I had a buddy who made a deal regarding sex. His wife wanted 'roll shutters' on the outside of the house. They made a deal that she would have sex three times a week for the next 6 months if he agreed to the roll shutters.

They got divorced a couple of years later. 

You can pay for sex. But you can't pay for love.


----------



## mildlyperplexed (Feb 3, 2013)

SadSamIAm said:


> I had a buddy who made a deal regarding sex. His wife wanted 'roll shutters' on the outside of the house. They made a deal that she would have sex three times a week for the next 6 months if he agreed to the roll shutters.
> 
> They got divorced a couple of years later.
> 
> You can pay for sex. But you can't pay for love.

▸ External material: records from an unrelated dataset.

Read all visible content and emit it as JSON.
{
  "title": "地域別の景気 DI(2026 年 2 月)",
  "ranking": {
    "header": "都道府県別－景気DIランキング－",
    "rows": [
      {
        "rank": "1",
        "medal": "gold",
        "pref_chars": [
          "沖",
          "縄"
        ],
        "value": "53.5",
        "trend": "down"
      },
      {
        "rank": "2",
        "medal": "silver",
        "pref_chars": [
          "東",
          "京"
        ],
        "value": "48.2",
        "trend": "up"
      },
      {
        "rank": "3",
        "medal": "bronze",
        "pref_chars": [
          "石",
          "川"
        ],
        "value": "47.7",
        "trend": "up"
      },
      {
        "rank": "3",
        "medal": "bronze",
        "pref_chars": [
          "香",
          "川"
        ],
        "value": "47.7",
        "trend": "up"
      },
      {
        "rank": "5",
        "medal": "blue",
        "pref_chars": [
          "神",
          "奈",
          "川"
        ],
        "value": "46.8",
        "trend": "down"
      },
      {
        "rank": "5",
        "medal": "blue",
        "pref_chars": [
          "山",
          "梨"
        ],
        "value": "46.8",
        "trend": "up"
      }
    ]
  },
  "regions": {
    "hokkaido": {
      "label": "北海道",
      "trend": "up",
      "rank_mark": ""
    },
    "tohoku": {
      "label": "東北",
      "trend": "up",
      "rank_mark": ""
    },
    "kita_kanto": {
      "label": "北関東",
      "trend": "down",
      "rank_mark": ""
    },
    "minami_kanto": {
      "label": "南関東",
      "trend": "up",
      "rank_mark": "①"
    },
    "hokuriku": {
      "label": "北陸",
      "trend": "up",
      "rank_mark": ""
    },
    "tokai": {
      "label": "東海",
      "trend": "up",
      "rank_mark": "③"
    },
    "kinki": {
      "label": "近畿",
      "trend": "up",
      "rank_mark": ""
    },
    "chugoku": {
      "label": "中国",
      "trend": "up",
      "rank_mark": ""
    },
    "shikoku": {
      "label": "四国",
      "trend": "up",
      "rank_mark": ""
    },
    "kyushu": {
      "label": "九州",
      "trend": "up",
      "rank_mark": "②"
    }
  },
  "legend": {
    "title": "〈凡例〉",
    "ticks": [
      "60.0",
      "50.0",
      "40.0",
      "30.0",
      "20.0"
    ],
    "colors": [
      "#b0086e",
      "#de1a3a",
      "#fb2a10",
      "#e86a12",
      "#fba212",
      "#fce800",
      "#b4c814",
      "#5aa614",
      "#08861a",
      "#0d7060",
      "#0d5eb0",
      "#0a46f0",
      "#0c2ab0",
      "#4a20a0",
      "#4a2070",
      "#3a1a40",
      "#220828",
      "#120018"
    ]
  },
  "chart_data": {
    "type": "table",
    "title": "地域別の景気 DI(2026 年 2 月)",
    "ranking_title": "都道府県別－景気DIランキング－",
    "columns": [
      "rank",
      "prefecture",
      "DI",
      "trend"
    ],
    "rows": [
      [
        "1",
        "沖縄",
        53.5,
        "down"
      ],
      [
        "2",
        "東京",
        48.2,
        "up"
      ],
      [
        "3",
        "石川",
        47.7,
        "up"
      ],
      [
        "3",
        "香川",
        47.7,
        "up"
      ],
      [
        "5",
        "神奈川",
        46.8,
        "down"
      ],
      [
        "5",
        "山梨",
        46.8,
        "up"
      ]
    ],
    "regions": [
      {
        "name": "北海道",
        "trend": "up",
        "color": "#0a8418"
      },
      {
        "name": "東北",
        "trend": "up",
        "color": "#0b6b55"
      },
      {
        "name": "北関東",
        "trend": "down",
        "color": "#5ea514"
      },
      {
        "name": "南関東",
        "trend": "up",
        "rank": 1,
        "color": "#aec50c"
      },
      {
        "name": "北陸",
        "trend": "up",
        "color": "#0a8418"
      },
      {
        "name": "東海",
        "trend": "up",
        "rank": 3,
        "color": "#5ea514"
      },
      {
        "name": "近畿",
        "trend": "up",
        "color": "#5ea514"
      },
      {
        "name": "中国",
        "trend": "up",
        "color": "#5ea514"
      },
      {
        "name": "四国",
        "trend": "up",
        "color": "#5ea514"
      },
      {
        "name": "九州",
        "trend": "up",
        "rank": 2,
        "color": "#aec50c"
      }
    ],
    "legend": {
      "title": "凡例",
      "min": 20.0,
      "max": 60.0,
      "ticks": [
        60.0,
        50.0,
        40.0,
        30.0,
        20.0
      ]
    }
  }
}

True but there's also nothing wrong with a bit of cheeky role play


----------



## totamm (May 1, 2012)

SadSamIAm said:


> I had a buddy who made a deal regarding sex. His wife wanted 'roll shutters' on the outside of the house. They made a deal that she would have sex three times a week for the next 6 months if he agreed to the roll shutters.
> 
> They got divorced a couple of years later.
> 
> You can pay for sex. But you can't pay for love.


I doubt they got divorced because of the deal they made.

He made the deal because he wasn't getting sex, because there were problems in the marriage that could not be fixed by making a deal and since they were not properly addressed, eventually everything crashed and burned.


----------